Proof of Convergence of Series?

Question

I am trying to show that the infinite sum (for a fixed complex number $z$) $$\sum_{n=1}^\infty\frac{z}{(z-n)n}$$ converges absolutely. My idea is to compare it to the series $$1+1/4+1/9+\cdots,$$ but for some reason I cannot seem to figure out how to handle the asymptotics. It seems like "in the long run" the terms of the series get closer together, so I thought of proving a general result like that, but then I realized that the harmonic series and $0+0+0+\cdots$ fits the same property.

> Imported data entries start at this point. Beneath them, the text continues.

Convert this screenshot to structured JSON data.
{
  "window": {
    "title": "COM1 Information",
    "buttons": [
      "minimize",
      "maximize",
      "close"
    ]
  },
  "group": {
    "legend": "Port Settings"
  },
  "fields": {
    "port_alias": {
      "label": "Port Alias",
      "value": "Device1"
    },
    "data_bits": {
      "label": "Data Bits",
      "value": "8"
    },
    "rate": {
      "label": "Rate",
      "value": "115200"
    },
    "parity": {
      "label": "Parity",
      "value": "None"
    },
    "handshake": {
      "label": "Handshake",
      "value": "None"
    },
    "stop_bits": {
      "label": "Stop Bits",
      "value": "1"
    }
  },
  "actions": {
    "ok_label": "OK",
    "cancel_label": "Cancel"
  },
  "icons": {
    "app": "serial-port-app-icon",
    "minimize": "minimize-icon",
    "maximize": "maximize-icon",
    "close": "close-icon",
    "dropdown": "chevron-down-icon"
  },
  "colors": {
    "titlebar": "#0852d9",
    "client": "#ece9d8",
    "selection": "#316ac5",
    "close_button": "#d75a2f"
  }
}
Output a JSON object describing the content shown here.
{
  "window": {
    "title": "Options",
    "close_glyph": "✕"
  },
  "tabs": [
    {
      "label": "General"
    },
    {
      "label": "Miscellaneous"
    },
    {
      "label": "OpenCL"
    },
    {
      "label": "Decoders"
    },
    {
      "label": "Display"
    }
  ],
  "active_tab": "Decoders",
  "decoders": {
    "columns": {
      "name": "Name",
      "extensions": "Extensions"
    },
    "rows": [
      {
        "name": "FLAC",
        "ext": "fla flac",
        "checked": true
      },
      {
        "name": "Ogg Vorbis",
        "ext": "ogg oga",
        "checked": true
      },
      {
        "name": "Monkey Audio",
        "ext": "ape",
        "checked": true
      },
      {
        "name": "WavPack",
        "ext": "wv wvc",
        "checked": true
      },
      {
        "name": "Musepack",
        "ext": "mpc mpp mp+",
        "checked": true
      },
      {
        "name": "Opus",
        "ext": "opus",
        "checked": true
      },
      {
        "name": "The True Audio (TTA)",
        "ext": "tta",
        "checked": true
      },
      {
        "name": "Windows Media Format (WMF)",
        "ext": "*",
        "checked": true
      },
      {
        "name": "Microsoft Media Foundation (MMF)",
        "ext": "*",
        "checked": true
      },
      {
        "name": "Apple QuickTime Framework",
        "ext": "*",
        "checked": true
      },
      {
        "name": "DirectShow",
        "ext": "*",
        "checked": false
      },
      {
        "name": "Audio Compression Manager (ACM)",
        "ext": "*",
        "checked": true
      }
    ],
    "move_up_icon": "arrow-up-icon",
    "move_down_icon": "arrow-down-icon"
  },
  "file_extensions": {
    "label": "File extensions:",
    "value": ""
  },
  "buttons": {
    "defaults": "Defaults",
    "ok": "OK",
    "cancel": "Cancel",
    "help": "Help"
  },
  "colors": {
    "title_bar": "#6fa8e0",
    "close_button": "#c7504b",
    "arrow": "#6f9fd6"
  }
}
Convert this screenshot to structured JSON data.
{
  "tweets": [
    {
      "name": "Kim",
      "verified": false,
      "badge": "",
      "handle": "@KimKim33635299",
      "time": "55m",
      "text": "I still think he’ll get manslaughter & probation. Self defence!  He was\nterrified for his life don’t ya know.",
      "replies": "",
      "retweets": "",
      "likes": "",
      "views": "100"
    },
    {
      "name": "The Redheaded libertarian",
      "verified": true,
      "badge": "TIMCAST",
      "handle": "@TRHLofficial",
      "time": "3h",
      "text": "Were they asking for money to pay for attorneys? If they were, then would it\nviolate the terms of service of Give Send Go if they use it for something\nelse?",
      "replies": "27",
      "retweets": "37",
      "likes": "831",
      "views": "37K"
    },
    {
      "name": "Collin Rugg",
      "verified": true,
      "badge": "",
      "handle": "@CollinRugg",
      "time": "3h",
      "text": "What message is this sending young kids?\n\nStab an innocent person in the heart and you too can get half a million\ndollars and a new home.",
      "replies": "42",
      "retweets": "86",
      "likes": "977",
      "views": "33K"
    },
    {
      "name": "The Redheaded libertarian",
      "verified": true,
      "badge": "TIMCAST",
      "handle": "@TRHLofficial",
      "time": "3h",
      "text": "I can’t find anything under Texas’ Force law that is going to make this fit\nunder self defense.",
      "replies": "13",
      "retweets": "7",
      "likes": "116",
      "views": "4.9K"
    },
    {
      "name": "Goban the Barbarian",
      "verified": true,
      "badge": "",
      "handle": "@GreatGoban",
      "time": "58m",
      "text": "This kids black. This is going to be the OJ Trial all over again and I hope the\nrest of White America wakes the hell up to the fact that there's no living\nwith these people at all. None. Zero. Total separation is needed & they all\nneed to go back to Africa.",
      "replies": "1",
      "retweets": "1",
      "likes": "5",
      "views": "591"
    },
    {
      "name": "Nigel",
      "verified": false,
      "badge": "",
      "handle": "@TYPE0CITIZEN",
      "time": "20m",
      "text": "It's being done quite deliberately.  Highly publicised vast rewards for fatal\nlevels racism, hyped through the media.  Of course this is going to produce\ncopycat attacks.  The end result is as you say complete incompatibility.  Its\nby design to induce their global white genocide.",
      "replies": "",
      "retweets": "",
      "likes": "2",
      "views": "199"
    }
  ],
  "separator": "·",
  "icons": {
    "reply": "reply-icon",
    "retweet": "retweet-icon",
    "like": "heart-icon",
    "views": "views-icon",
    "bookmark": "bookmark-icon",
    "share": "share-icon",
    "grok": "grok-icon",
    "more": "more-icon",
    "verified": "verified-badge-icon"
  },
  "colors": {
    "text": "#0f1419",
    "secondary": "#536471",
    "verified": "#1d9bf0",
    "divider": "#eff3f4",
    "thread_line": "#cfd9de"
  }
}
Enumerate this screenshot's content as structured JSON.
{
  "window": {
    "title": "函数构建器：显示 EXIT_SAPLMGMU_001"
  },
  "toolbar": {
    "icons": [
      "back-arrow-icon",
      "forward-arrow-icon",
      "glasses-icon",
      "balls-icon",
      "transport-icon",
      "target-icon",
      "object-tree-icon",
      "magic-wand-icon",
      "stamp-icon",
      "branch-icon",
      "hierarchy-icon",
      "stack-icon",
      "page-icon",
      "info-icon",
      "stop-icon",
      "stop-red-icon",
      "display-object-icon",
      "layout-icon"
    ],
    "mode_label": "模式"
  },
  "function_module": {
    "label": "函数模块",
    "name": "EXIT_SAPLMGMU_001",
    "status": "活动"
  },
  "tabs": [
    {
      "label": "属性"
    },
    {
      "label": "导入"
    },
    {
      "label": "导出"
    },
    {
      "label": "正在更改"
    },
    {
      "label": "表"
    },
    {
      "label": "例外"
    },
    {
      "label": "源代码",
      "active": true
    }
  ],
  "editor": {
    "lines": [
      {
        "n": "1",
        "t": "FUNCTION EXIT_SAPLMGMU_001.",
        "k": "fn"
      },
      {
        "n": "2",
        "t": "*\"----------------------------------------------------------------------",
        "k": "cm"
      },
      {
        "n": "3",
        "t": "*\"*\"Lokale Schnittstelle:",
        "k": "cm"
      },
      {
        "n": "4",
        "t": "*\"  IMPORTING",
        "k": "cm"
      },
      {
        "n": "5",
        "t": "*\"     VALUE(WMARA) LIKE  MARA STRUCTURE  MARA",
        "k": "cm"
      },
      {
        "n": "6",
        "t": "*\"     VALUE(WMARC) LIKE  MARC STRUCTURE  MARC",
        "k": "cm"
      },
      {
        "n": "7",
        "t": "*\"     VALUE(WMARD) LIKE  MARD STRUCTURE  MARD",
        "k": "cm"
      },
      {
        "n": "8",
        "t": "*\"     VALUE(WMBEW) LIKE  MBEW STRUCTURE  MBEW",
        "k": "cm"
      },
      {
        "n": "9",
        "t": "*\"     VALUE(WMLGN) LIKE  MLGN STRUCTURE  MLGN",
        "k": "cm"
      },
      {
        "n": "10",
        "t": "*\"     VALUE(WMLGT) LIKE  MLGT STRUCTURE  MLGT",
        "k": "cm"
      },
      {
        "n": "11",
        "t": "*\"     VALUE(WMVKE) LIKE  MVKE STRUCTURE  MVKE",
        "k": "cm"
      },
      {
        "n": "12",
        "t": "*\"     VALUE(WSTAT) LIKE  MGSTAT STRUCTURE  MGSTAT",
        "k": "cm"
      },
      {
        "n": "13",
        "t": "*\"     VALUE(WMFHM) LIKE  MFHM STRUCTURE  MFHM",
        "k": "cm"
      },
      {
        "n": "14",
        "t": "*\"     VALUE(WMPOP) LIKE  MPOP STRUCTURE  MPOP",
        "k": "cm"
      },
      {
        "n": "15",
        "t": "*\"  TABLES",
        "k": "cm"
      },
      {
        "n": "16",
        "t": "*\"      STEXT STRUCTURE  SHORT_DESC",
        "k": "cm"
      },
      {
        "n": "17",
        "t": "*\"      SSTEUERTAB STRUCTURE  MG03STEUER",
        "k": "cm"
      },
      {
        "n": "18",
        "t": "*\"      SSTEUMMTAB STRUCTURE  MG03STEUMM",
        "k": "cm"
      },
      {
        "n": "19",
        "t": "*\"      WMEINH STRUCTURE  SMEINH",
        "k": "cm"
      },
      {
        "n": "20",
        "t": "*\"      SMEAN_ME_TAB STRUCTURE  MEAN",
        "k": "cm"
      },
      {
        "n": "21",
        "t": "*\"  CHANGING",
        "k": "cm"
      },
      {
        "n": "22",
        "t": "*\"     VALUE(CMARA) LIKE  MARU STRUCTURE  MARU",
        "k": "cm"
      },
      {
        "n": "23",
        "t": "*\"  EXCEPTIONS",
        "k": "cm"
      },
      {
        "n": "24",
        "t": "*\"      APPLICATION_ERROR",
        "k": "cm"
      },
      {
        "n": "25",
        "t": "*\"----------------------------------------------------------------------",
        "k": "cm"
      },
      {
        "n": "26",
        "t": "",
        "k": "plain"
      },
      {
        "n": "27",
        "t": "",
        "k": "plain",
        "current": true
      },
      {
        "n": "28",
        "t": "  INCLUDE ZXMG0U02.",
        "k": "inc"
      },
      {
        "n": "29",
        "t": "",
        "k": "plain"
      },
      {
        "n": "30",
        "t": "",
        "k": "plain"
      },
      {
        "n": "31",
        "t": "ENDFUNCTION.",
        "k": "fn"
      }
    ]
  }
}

Could someone supply the technical details?

Answer 1

Since$$\lim_{n\to\infty}\frac{\left|\frac z{(z-n)n}\right|}{\frac1{n^2}}=\lim_{n\to\infty}\left|\frac{n^2z}{nz-n^2}\right|=|z|,$$then, since the series $\sum_{n=1}^\infty\frac1{n^2}$ converges, your series converges absolutely.

Answer 2

You can decompose the terms $\frac{z}{(z-n)n}$ as $\frac{1}{z-n} + \frac{1}{n}$. So it becomes $$\sum_{n = 1}^{\infty} \frac{1}{z-n} + \frac{1}{n}$$

For $z=0$, it can be seen that series converges to 0 and for any $z \in \mathbb{Z}^+$ the series diverges. For other values of fixed $z$, it can be observed that these terms cancel each other out in the tail (when $n \gg z$).